Where are you *finding* conditions that aren’t full of weeds and wildlife-competing-with-you-for-the-food and the occasional blight? A greenhouse?

(…actually, that might not be a bad idea. I *have* heard of people building little personal greenhouses in their backyards, and nothing keeps squirrels from taking one bite out of your mom’s tomato and walking away like a fucking *door*, right?)

Re: surviving the trip, home-grown zucchinis taste about the same but we’ve noticed the shelf life is *vastly* longer.
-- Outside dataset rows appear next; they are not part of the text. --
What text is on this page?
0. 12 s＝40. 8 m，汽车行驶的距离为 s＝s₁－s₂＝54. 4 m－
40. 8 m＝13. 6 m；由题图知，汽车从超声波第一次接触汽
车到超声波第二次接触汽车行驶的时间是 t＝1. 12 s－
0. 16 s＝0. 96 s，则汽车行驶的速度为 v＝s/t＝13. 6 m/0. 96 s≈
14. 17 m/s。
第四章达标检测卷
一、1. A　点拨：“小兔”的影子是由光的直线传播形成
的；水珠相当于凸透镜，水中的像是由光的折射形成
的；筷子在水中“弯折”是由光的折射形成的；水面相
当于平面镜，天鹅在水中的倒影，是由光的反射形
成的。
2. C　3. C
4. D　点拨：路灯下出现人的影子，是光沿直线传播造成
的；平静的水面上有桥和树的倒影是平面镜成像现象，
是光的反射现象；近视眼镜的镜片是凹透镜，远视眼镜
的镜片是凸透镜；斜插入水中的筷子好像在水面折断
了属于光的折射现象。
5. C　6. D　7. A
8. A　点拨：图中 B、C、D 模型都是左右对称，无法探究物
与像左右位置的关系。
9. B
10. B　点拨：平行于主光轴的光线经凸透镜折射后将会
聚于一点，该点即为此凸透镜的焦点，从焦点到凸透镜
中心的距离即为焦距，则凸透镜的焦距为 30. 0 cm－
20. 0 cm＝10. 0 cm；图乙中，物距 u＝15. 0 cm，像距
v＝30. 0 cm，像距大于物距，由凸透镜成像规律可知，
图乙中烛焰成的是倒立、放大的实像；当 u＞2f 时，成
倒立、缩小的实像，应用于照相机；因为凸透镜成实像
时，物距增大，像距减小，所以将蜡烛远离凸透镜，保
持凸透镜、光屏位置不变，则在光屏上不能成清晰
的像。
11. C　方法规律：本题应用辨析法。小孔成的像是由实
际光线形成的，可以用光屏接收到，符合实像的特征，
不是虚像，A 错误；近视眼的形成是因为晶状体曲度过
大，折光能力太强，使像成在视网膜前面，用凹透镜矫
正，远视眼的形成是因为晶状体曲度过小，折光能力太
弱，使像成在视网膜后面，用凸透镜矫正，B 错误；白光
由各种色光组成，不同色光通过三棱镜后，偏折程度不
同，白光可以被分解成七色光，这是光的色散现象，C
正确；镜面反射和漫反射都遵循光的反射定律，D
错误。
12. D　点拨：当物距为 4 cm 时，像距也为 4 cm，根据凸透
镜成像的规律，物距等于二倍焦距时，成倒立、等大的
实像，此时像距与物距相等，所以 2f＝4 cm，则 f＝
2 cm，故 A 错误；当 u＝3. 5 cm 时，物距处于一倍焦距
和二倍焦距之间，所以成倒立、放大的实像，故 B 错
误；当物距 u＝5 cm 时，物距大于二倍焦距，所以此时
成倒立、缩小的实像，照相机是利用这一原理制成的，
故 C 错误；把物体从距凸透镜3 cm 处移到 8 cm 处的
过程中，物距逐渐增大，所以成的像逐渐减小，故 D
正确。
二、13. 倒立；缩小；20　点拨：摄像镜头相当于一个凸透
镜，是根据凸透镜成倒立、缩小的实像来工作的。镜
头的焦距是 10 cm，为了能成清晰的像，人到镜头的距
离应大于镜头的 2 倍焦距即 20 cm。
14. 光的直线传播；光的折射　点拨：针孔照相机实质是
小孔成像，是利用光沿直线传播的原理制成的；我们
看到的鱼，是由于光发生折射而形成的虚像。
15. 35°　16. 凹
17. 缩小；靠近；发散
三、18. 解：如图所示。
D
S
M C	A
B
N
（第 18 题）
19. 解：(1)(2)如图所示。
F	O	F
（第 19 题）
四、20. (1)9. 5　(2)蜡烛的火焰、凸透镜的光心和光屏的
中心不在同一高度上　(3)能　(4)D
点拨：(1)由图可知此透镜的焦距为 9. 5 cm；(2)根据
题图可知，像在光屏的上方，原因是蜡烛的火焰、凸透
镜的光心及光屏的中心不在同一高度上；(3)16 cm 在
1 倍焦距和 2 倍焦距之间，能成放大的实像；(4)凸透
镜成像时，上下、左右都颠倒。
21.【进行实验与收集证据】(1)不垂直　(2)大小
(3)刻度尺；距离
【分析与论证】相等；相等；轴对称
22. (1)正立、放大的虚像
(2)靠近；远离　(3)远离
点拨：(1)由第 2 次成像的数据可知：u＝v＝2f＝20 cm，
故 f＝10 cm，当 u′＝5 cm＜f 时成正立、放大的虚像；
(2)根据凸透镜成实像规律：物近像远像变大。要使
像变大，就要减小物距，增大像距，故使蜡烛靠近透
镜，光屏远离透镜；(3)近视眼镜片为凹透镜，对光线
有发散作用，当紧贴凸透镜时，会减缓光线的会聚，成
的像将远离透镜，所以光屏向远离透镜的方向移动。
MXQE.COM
Store-bought zucchinis start to shrivel up and go soft within a few days of bringing them home; home-grown zucchinis can sit in the fridge for several *weeks*. Makes it a lot easier to plan your meals.

Honestly, probably a good part of my problem with gardening is that, because *Mom* loves home-grown tomatoes for some fucking reason, they end up the focal point of the garden and a great deal of my gardening-related labour is thoroughly alienated: I never see the fruits *or* the vegetables of my labour.

A garden optimised for what *I* thought was most worth growing would have zero tomatoes and more garlic and zucchini, with perhaps just enough potatoes to keep in practice so that I can put potatoes in the victory garden. And probably more perennials like mulberries. And possibly mushrooms. And I would want to do a bunch of research and expert-consultation regarding which weeds are secretly edible, since anything *that* easy to grow sounds like something I should take advantage of.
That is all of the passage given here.